One of the first bands trumpeter Kenny Rampton joined after moving to New York in the late 1980s was Charli Persip’s SuperSound, “Not only was it a chance to play with and know one of the greatest jazz drummers in history,” Rampton posted on Facebook shortly after learning of Persip’s death, “but it also created an opportunity to meet, get to know, and play with some of the baddest musicians in town. It gave me not only a great opportunity to learn, write, play, and network, but it gave me purpose and a sense of belonging and community.”
Persip died August 23 in New York at the age of 91. He suffered from poor health in recent years but was able to attend a 90th birthday party last year at Birdland. Among those helping him celebrate were several other leading drummers including Andrew Cyrille, Jack DeJohnette, and Jeff “Tain” Watts.
In a February 2009 interview with AllAboutJazz’s George Kanzler, Persip explained that his band played “music starting from the bebop era and into whatever the music is now and hopefully something into the future. You hear the band now, you’ll hear a little bit of fusion, you’ll hear Afro-Latin, you’ll hear a whole lot of bebop, of course. That’s really the musical direction of the band.” SuperSound was a successor to a band called Superband, which was founded in the late 1970s by trumpeter Gerry LaFurn. When LaFurn’s health began to fail, he gave Persip all the arrangements.
Unlike many drummer/bandleaders, Persip avoided taking many solos. “I don’t want to do that,” he told Kanzler. “All due respect to the great drummers who are still playing great solos today, but I want to try to make music. I like to solo, but I like it to be rhythmic and musical. So many drum solos end up being demonstrations of technique – you know, how fast you can play and blah, blah, blah.”
Persip was born in Morristown, NJ, on July 26, 1929. His family moved to Newark in the 1940s, and he studied under drummer Al Germansky, who had a drum studio inside a Newark music store. As a teenager, Persip was playing local gigs until he was hired in 1953 by pianist/composer Tadd Dameron and later by trombonist Benny Green. That exposure caught the attention of Dizzy Gillespie, and Persip spent several years in Gillespie’s band, appearing on more than a dozen albums with the legendary trumpeter including Dizzy Gillespie at Newport (Verve: 1957) and Sonny Side Up (Verve: 1959), which also featured saxophonists Sonny Rollins and Sonny Stitt.
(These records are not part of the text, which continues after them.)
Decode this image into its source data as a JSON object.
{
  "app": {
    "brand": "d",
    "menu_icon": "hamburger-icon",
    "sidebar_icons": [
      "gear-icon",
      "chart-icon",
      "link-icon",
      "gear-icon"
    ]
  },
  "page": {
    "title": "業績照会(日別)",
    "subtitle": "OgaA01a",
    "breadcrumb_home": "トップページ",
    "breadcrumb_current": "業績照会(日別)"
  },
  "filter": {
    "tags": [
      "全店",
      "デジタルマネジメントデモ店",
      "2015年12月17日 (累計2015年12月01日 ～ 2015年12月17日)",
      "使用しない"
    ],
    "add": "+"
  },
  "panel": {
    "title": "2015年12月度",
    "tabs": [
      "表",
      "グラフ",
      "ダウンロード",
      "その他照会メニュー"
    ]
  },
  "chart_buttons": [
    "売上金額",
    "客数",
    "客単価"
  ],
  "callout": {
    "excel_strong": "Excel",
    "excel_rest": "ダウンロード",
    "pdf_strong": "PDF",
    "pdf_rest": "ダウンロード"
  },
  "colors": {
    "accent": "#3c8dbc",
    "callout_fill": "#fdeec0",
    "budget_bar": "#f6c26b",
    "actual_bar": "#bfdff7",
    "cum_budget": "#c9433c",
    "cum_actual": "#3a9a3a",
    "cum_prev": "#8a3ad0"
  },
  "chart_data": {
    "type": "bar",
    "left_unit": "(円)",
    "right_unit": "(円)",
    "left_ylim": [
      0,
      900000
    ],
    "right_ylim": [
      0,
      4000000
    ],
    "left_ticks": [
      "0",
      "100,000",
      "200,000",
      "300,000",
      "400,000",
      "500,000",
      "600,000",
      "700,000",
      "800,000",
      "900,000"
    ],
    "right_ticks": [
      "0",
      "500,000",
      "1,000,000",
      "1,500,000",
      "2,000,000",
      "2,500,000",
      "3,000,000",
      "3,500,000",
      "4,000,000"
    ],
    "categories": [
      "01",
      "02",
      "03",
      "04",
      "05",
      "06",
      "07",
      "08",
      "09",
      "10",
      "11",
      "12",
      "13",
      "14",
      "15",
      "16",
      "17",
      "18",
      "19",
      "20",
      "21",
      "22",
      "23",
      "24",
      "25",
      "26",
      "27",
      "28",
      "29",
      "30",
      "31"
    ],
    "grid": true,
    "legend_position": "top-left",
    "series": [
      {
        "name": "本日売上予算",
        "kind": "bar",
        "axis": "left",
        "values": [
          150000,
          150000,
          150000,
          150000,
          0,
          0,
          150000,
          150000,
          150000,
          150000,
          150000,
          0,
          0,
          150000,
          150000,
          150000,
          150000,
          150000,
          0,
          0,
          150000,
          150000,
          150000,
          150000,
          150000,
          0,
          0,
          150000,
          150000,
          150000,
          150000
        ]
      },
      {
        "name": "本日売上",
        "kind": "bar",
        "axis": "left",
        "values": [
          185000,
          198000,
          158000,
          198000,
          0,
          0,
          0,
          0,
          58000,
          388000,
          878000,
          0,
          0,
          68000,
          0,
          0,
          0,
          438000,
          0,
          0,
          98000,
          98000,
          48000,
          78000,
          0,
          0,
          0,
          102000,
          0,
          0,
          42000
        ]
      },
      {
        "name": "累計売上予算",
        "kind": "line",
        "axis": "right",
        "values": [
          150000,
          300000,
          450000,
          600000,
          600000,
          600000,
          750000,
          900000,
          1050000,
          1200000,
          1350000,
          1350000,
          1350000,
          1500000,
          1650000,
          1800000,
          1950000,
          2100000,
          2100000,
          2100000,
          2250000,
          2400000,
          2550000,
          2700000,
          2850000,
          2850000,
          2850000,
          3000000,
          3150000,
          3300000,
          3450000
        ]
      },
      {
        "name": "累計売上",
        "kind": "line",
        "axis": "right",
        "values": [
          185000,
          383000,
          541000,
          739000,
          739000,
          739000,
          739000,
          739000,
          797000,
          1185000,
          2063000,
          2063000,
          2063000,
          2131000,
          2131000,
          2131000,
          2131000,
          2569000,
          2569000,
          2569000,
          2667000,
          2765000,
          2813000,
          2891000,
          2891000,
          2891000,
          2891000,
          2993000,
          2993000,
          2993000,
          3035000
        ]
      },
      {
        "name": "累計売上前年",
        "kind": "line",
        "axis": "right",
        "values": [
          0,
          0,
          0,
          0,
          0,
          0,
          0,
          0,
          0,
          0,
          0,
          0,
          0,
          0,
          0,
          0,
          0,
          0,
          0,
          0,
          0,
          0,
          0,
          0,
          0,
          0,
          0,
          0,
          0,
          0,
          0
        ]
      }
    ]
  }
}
According to WBGO’s Nate Chinen, writing the day after Persip’s death, Persip, in the ‘60s, “was routinely included in an elite fraternity of modern drummers – a fact perhaps most clearly expressed by the series of ‘Gretsch Drum Night at Birdland’ recordings made in the 1960s. An album by that title, recorded on April 25, 1960 (Roulette) features Persip billed alongside Art Blakey, ‘Philly’ Joe Jones, and Elvin Jones. He more than holds his own.” In the ‘70s, Persip played with saxophonist Frank Foster and trumpeter Gerry LaFurn, among others.
SuperSound, Persip told Kanzler, was almost named Culture because “I like diversity. I don’t want it all people of color, I don’t want it all white, I don’t want it all Asian, I don’t want it all women, I don’t want it all men. I want a little bit of everything.” When Kanzler asked him how he found musicians for the band, he responded, “They find me. Every musician who is in this band today called me. You can feel a really great spiritual feeling in the band, and that’s what I want.”
Persip’s disdain for long drum solos was described in a Facebook post by baritone saxophonist Andrew Hadro, who recalled that, when studying under Persip at The New School, a student played a long solo on “Love Walked In”. Persip said: “Goddam man, love walked in, walked back out, walked around the block, and walked back in again before you finished that damn solo!”
No information was available regarding survivors.